Poetry Murals in Pozna´n – the modern city art

By Natalia Chwiałkowska, KONTAKT, Poland.

Poznań is one of the cities where poetry murals have become popular – they make the area prettier and draw the resident’s attention, promoting art at the same time. Sometimes they decorate blocks of flats and tenement houses, also the scruffy ones,  with beautiful pieces of poems, i. a. the masterpieces written by famous Polish poets: Herbert, Różewicz and Szymborska.
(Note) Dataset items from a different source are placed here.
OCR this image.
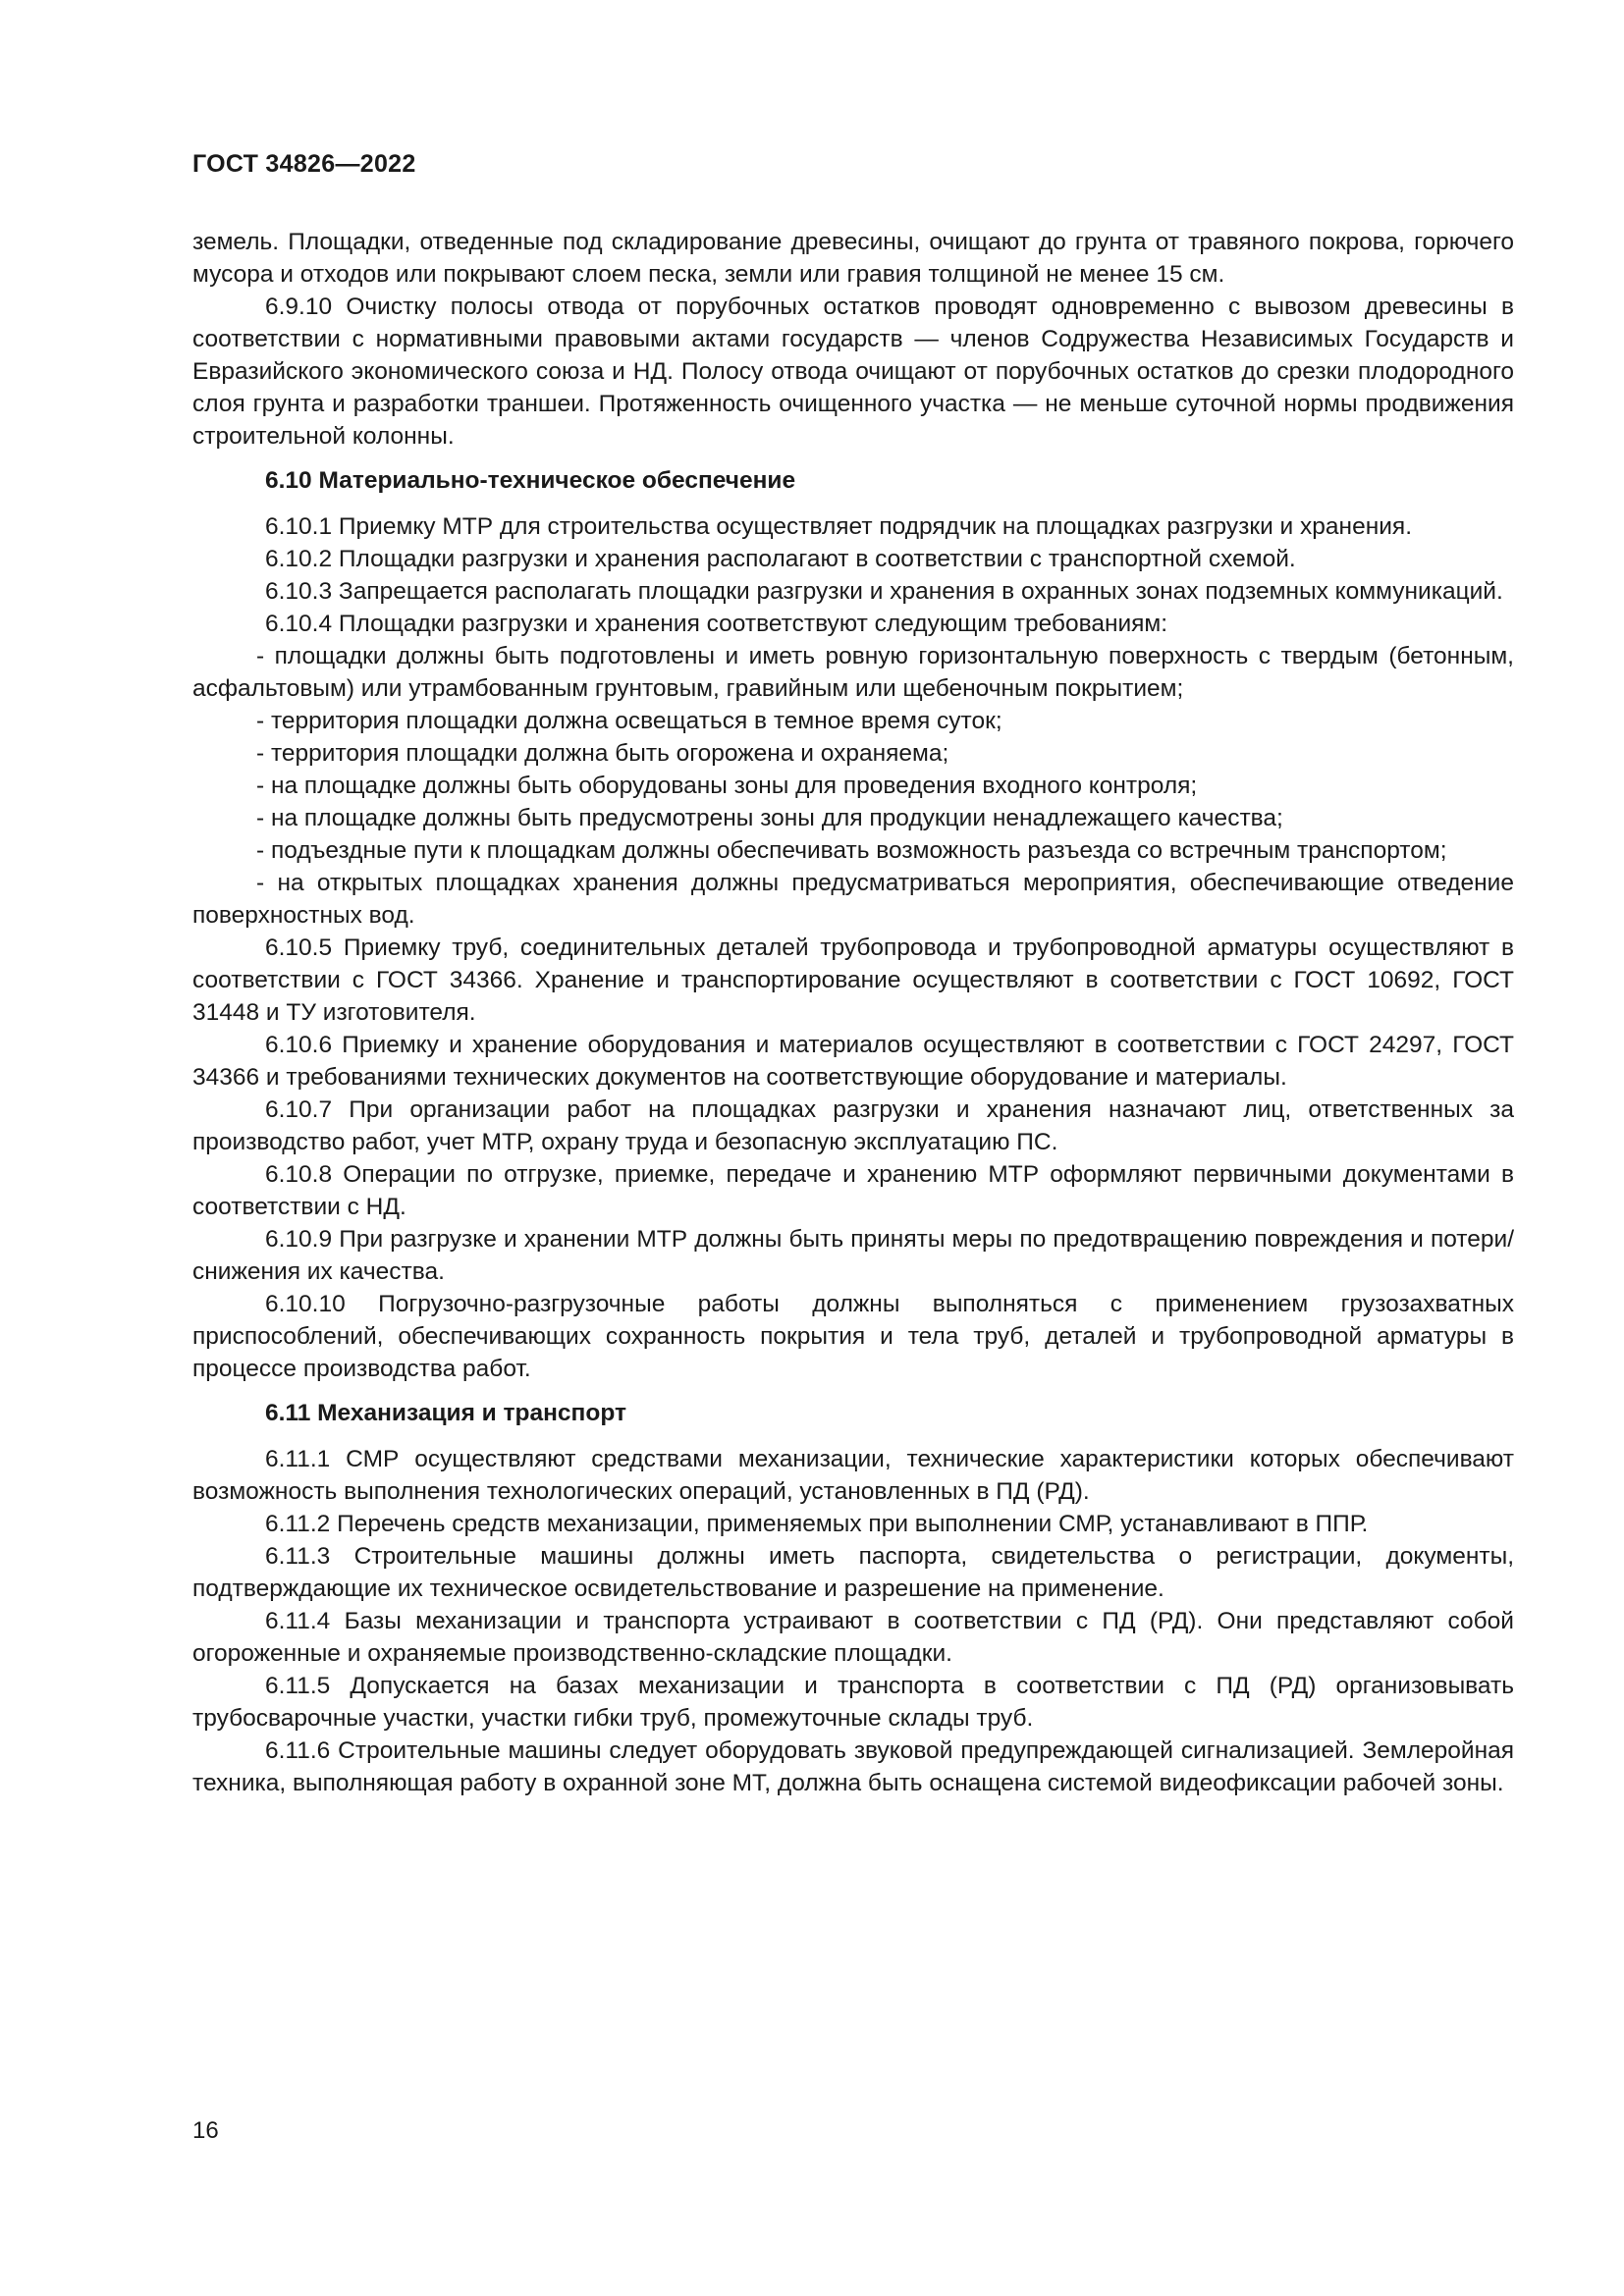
ГОСТ 34826—2022

земель. Площадки, отведенные под складирование древесины, очищают до грунта от травяного покрова, горючего мусора и отходов или покрывают слоем песка, земли или гравия толщиной не менее 15 см.

6.9.10 Очистку полосы отвода от порубочных остатков проводят одновременно с вывозом древесины в соответствии с нормативными правовыми актами государств — членов Содружества Независимых Государств и Евразийского экономического союза и НД. Полосу отвода очищают от порубочных остатков до срезки плодородного слоя грунта и разработки траншеи. Протяженность очищенного участка — не меньше суточной нормы продвижения строительной колонны.

6.10 Материально-техническое обеспечение

6.10.1 Приемку МТР для строительства осуществляет подрядчик на площадках разгрузки и хранения.

6.10.2 Площадки разгрузки и хранения располагают в соответствии с транспортной схемой.

6.10.3 Запрещается располагать площадки разгрузки и хранения в охранных зонах подземных коммуникаций.

6.10.4 Площадки разгрузки и хранения соответствуют следующим требованиям:

- площадки должны быть подготовлены и иметь ровную горизонтальную поверхность с твердым (бетонным, асфальтовым) или утрамбованным грунтовым, гравийным или щебеночным покрытием;

- территория площадки должна освещаться в темное время суток;

- территория площадки должна быть огорожена и охраняема;

- на площадке должны быть оборудованы зоны для проведения входного контроля;

- на площадке должны быть предусмотрены зоны для продукции ненадлежащего качества;

- подъездные пути к площадкам должны обеспечивать возможность разъезда со встречным транспортом;

- на открытых площадках хранения должны предусматриваться мероприятия, обеспечивающие отведение поверхностных вод.

6.10.5 Приемку труб, соединительных деталей трубопровода и трубопроводной арматуры осуществляют в соответствии с ГОСТ 34366. Хранение и транспортирование осуществляют в соответствии с ГОСТ 10692, ГОСТ 31448 и ТУ изготовителя.

6.10.6 Приемку и хранение оборудования и материалов осуществляют в соответствии с ГОСТ 24297, ГОСТ 34366 и требованиями технических документов на соответствующие оборудование и материалы.

6.10.7 При организации работ на площадках разгрузки и хранения назначают лиц, ответственных за производство работ, учет МТР, охрану труда и безопасную эксплуатацию ПС.

6.10.8 Операции по отгрузке, приемке, передаче и хранению МТР оформляют первичными документами в соответствии с НД.

6.10.9 При разгрузке и хранении МТР должны быть приняты меры по предотвращению повреждения и потери/снижения их качества.

6.10.10 Погрузочно-разгрузочные работы должны выполняться с применением грузозахватных приспособлений, обеспечивающих сохранность покрытия и тела труб, деталей и трубопроводной арматуры в процессе производства работ.

6.11 Механизация и транспорт

6.11.1 СМР осуществляют средствами механизации, технические характеристики которых обеспечивают возможность выполнения технологических операций, установленных в ПД (РД).

6.11.2 Перечень средств механизации, применяемых при выполнении СМР, устанавливают в ППР.

6.11.3 Строительные машины должны иметь паспорта, свидетельства о регистрации, документы, подтверждающие их техническое освидетельствование и разрешение на применение.

6.11.4 Базы механизации и транспорта устраивают в соответствии с ПД (РД). Они представляют собой огороженные и охраняемые производственно-складские площадки.

6.11.5 Допускается на базах механизации и транспорта в соответствии с ПД (РД) организовывать трубосварочные участки, участки гибки труб, промежуточные склады труб.

6.11.6 Строительные машины следует оборудовать звуковой предупреждающей сигнализацией. Землеройная техника, выполняющая работу в охранной зоне МТ, должна быть оснащена системой видеофиксации рабочей зоны.

16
In 2015, the initial conception of this project was to create five murals but eventually, because of the lack of the budget, only four of them have been made – two in Jeżyce district and two in Wilda district. As time went by, more and more poem murals have been created.
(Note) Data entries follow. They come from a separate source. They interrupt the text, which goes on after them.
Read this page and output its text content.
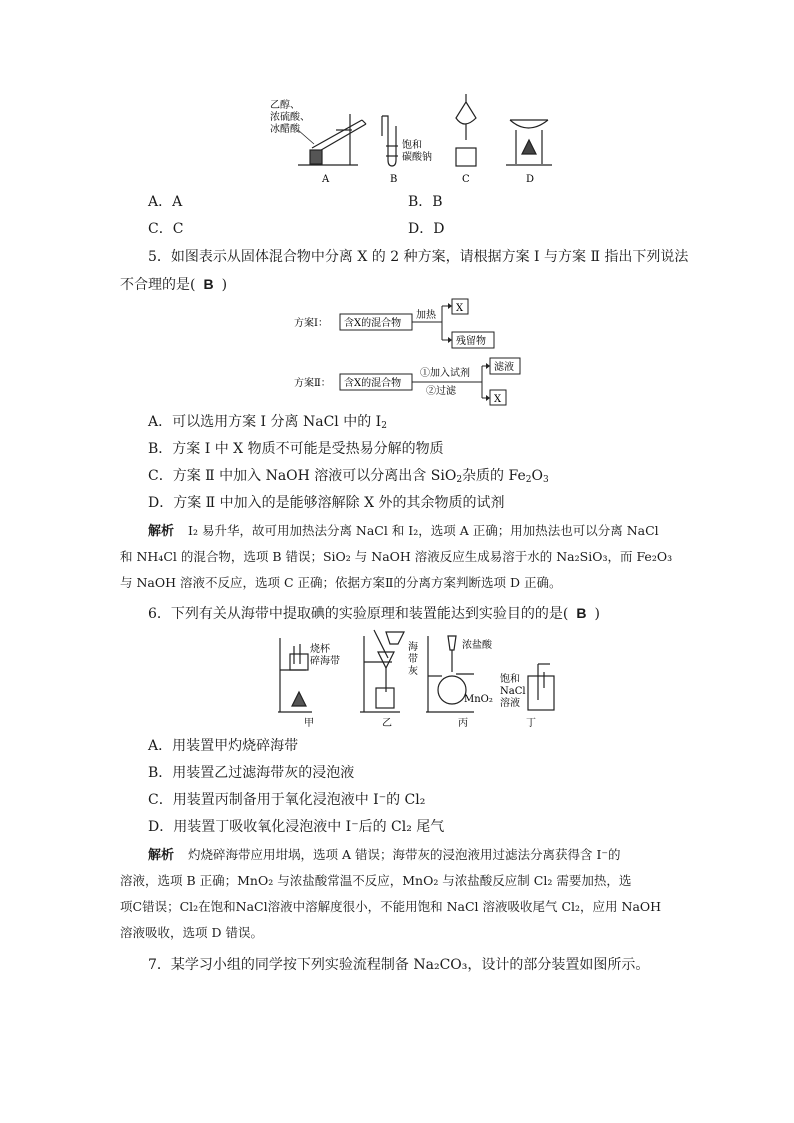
乙醇、
浓硫酸、
冰醋酸
饱和
碳酸钠
A	B	C	D
A．A	B．B
C．C	D．D
5．如图表示从固体混合物中分离 X 的 2 种方案，请根据方案 Ⅰ 与方案 Ⅱ 指出下列说法
不合理的是( B )
方案Ⅰ： 含X的混合物
加热
X
残留物
方案Ⅱ： 含X的混合物
①加入试剂
②过滤
滤液
X
A．可以选用方案 Ⅰ 分离 NaCl 中的 $I_2$
B．方案 Ⅰ 中 X 物质不可能是受热易分解的物质
C．方案 Ⅱ 中加入 NaOH 溶液可以分离出含 SiO$_2$杂质的 $Fe_2O_3$
D．方案 Ⅱ 中加入的是能够溶解除 X 外的其余物质的试剂
解析 I₂ 易升华，故可用加热法分离 NaCl 和 I₂，选项 A 正确；用加热法也可以分离 NaCl
和 NH₄Cl 的混合物，选项 B 错误；SiO₂ 与 NaOH 溶液反应生成易溶于水的 Na₂SiO₃，而 Fe₂O₃
与 NaOH 溶液不反应，选项 C 正确；依据方案Ⅱ的分离方案判断选项 D 正确。
6．下列有关从海带中提取碘的实验原理和装置能达到实验目的的是( B )
烧杯
碎海带
海
带
灰
浓盐酸
MnO₂
饱和
NaCl
溶液
甲	乙	丙	丁
A．用装置甲灼烧碎海带
B．用装置乙过滤海带灰的浸泡液
C．用装置丙制备用于氧化浸泡液中 I⁻的 Cl₂
D．用装置丁吸收氧化浸泡液中 I⁻后的 Cl₂ 尾气
解析 灼烧碎海带应用坩埚，选项 A 错误；海带灰的浸泡液用过滤法分离获得含 I⁻的
溶液，选项 B 正确；MnO₂ 与浓盐酸常温不反应，MnO₂ 与浓盐酸反应制 Cl₂ 需要加热，选
项C错误；Cl₂在饱和NaCl溶液中溶解度很小，不能用饱和 NaCl 溶液吸收尾气 Cl₂，应用 NaOH
溶液吸收，选项 D 错误。
7．某学习小组的同学按下列实验流程制备 Na₂CO₃，设计的部分装置如图所示。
The poem mural, created in 2015, “Nigdy o Tobie” (“Never about you”) by Zbigniew Herbert let the passers-by escape into the world of poetry, and so did the other similar pieces of art, like “Chmury” (“Clouds”) by Wisława Szymborska, the 1996 Nobel Prize winner, near Plac Kolegiacki.
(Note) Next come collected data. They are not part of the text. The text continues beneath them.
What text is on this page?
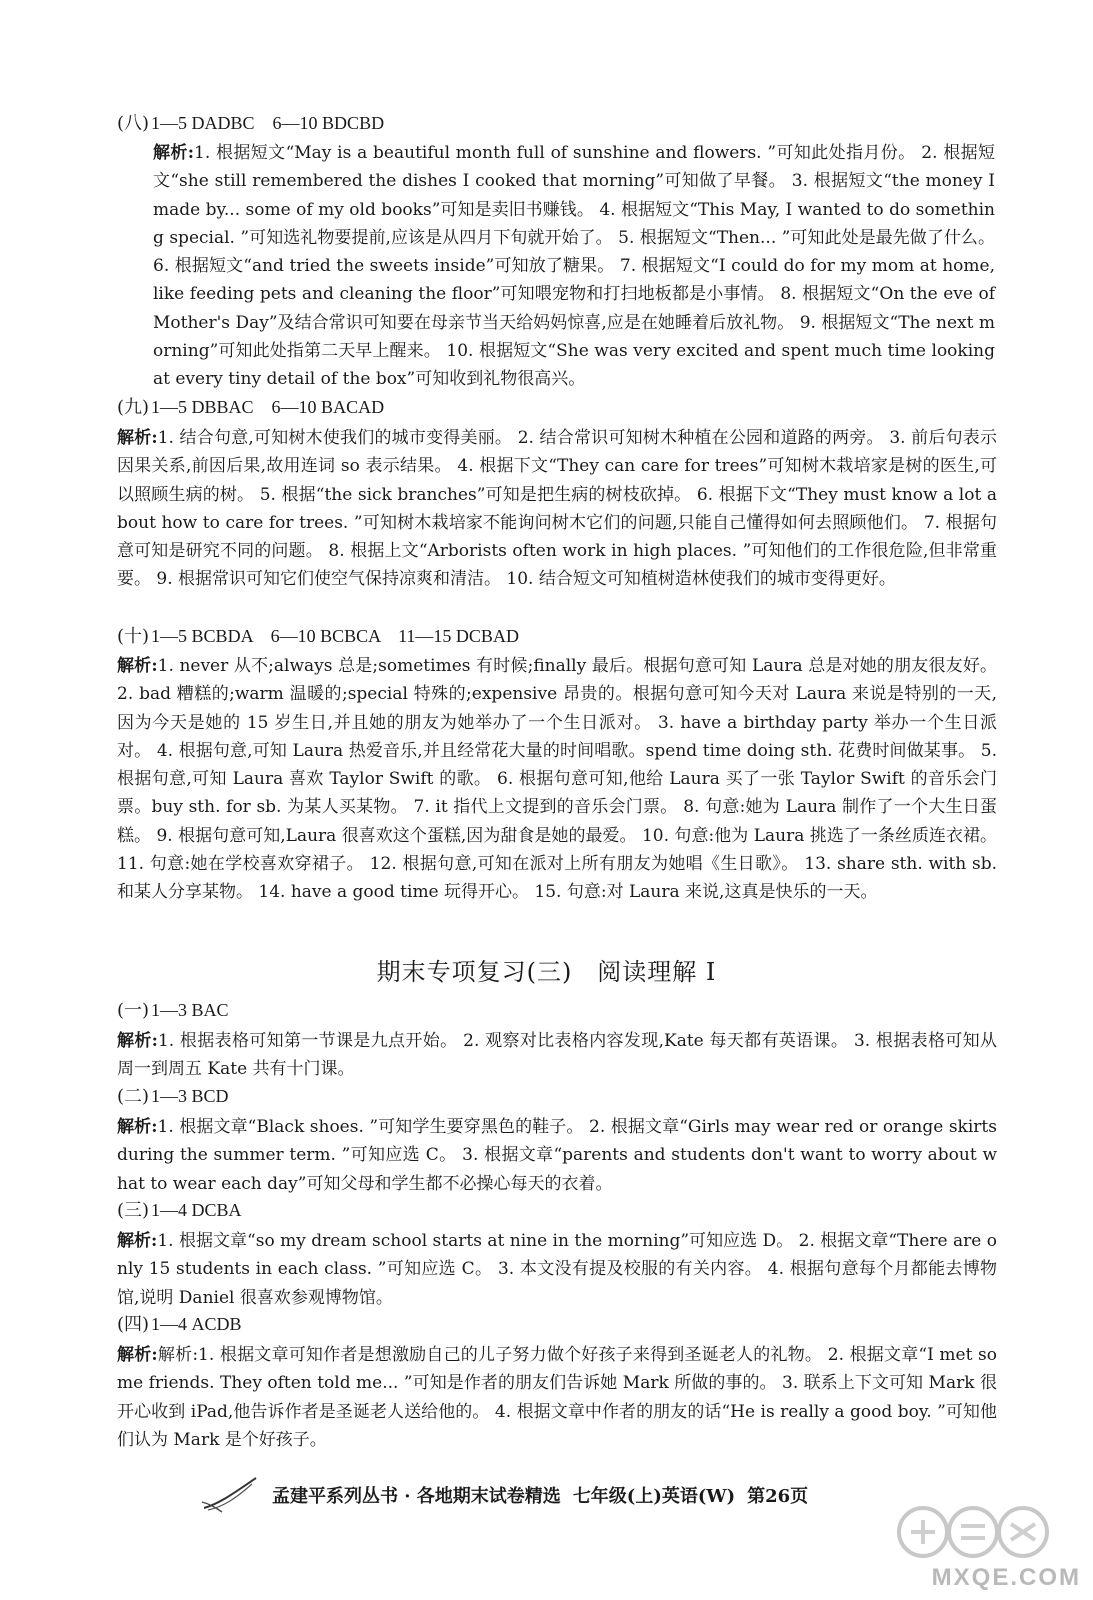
(八) 1—5 DADBC　6—10 BDCBD
解析:1. 根据短文“May is a beautiful month full of sunshine and flowers. ”可知此处指月份。 2. 根据短文“she still remembered the dishes I cooked that morning”可知做了早餐。 3. 根据短文“the money I made by... some of my old books”可知是卖旧书赚钱。 4. 根据短文“This May, I wanted to do something special. ”可知选礼物要提前,应该是从四月下旬就开始了。 5. 根据短文“Then... ”可知此处是最先做了什么。 6. 根据短文“and tried the sweets inside”可知放了糖果。 7. 根据短文“I could do for my mom at home, like feeding pets and cleaning the floor”可知喂宠物和打扫地板都是小事情。 8. 根据短文“On the eve of Mother's Day”及结合常识可知要在母亲节当天给妈妈惊喜,应是在她睡着后放礼物。 9. 根据短文“The next morning”可知此处指第二天早上醒来。 10. 根据短文“She was very excited and spent much time looking at every tiny detail of the box”可知收到礼物很高兴。
(九) 1—5 DBBAC　6—10 BACAD
解析:1. 结合句意,可知树木使我们的城市变得美丽。 2. 结合常识可知树木种植在公园和道路的两旁。 3. 前后句表示因果关系,前因后果,故用连词 so 表示结果。 4. 根据下文“They can care for trees”可知树木栽培家是树的医生,可以照顾生病的树。 5. 根据“the sick branches”可知是把生病的树枝砍掉。 6. 根据下文“They must know a lot about how to care for trees. ”可知树木栽培家不能询问树木它们的问题,只能自己懂得如何去照顾他们。 7. 根据句意可知是研究不同的问题。 8. 根据上文“Arborists often work in high places. ”可知他们的工作很危险,但非常重要。 9. 根据常识可知它们使空气保持凉爽和清洁。 10. 结合短文可知植树造林使我们的城市变得更好。
(十) 1—5 BCBDA　6—10 BCBCA　11—15 DCBAD
解析:1. never 从不;always 总是;sometimes 有时候;finally 最后。根据句意可知 Laura 总是对她的朋友很友好。 2. bad 糟糕的;warm 温暖的;special 特殊的;expensive 昂贵的。根据句意可知今天对 Laura 来说是特别的一天,因为今天是她的 15 岁生日,并且她的朋友为她举办了一个生日派对。 3. have a birthday party 举办一个生日派对。 4. 根据句意,可知 Laura 热爱音乐,并且经常花大量的时间唱歌。spend time doing sth. 花费时间做某事。 5. 根据句意,可知 Laura 喜欢 Taylor Swift 的歌。 6. 根据句意可知,他给 Laura 买了一张 Taylor Swift 的音乐会门票。buy sth. for sb. 为某人买某物。 7. it 指代上文提到的音乐会门票。 8. 句意:她为 Laura 制作了一个大生日蛋糕。 9. 根据句意可知,Laura 很喜欢这个蛋糕,因为甜食是她的最爱。 10. 句意:他为 Laura 挑选了一条丝质连衣裙。 11. 句意:她在学校喜欢穿裙子。 12. 根据句意,可知在派对上所有朋友为她唱《生日歌》。 13. share sth. with sb. 和某人分享某物。 14. have a good time 玩得开心。 15. 句意:对 Laura 来说,这真是快乐的一天。
期末专项复习(三)　阅读理解 Ⅰ
(一) 1—3 BAC
解析:1. 根据表格可知第一节课是九点开始。 2. 观察对比表格内容发现,Kate 每天都有英语课。 3. 根据表格可知从周一到周五 Kate 共有十门课。
(二) 1—3 BCD
解析:1. 根据文章“Black shoes. ”可知学生要穿黑色的鞋子。 2. 根据文章“Girls may wear red or orange skirts during the summer term. ”可知应选 C。 3. 根据文章“parents and students don't want to worry about what to wear each day”可知父母和学生都不必操心每天的衣着。
(三) 1—4 DCBA
解析:1. 根据文章“so my dream school starts at nine in the morning”可知应选 D。 2. 根据文章“There are only 15 students in each class. ”可知应选 C。 3. 本文没有提及校服的有关内容。 4. 根据句意每个月都能去博物馆,说明 Daniel 很喜欢参观博物馆。
(四) 1—4 ACDB
解析:解析:1. 根据文章可知作者是想激励自己的儿子努力做个好孩子来得到圣诞老人的礼物。 2. 根据文章“I met some friends. They often told me... ”可知是作者的朋友们告诉她 Mark 所做的事的。 3. 联系上下文可知 Mark 很开心收到 iPad,他告诉作者是圣诞老人送给他的。 4. 根据文章中作者的朋友的话“He is really a good boy. ”可知他们认为 Mark 是个好孩子。
孟建平系列丛书 · 各地期末试卷精选 七年级(上)英语(W) 第26页
MXQE.COM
Over the years, the poetry murals in Poznań have become recognizable and admired by many local citizens and visitors. 

 

Clouds. Wisława Szymborska, the 1996 Nobel Prize winner

I’d have to be really quick
to describe clouds –
a split second’s enough
for them to start being something else.

Their trademark:
they don’t repeat a single
shape, shade, pose, arrangement.

Unburdened by memory of any kind,
they float easily over the facts.

What on earth could they bear witness to?
They scatter whenever something happens.

Compared to clouds,
life rests on solid ground,
practically permanent, almost eternal.

Next to clouds
even a stone seems like a brother,
someone you can trust,
while they’re just distant, flighty cousins.

Let people exist if they want,
and then die, one after another:
clouds simply don’t care
what they’re up to
down there.

And so their haughty fleet
cruises smoothly over your whole life
and mine, still incomplete.

They aren’t obliged to vanish when we’re gone.
They don’t have to be seen while sailing on.